Executive director Daniel Gallant describes the Cafe’s vibe as “high energy, yet supportive.” Intended as an outlet for under represented Puerto Rican artists, the Cafe provides a nurturing place for new and established artists—of all ethnic backgrounds. Veteran Beat writers including Allen Ginsberg and William S. Burroughs, as well as poetry impresario Bob Holman have been associated with the Cafe, linking it to enduring bohemian traditions.
The Friday night poetry slam always fills the house. Slams are a sort of tournament in which judges are chosen from the audience and poets compete against each other in three minute slots. There are also open mic nights, at which anyone can perform, and from which slam performers are chosen for future features and slams.

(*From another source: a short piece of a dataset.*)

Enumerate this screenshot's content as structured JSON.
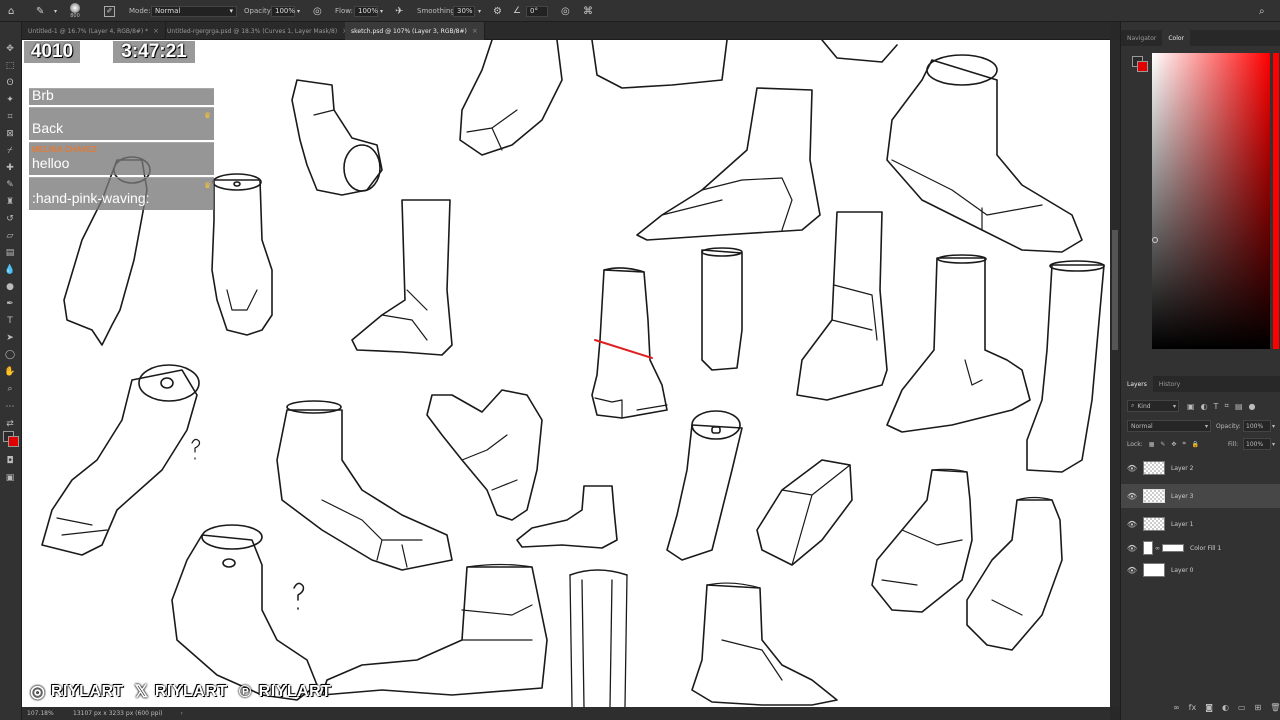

The Cafe also hosts live music performances, ranging from hip hop through singer-songwriter acoustic sets to Latin jazz and Yerbabuena, the Puerto Rican roots style of music.
Nuyorican, a mysterious name to many, is hip short-hand for “New York Puerto Rican,” a designation coined by New York’s post-Beat Puerto Rican writer/poets Miguel Algarin, Pedro Pietri and Miguel Piñero. A gathering of writers started circa 1973 in the apartment of Miguel Algarin as a salon outlet for the East Village literary and spoken word artists. It soon outgrew Miguel’s living room. By 1975 it relocated to an Irish bar called the Sunshine Cafe on East 6th Street, which was christened the Nuyorican Poets Cafe. In 1980 overflow audiences inspired the purchase of Nuyorican’s present building at 236 E. 3rd St.
The neighborhood has transformed since Miguel et al conceived of their showcase. Due to gentrification many venues and stores have opened shop in the East Village; regardless, up-and-coming spoken word artists from all over the city, and the country, still travel to the Nuyorican Cafe to present their work.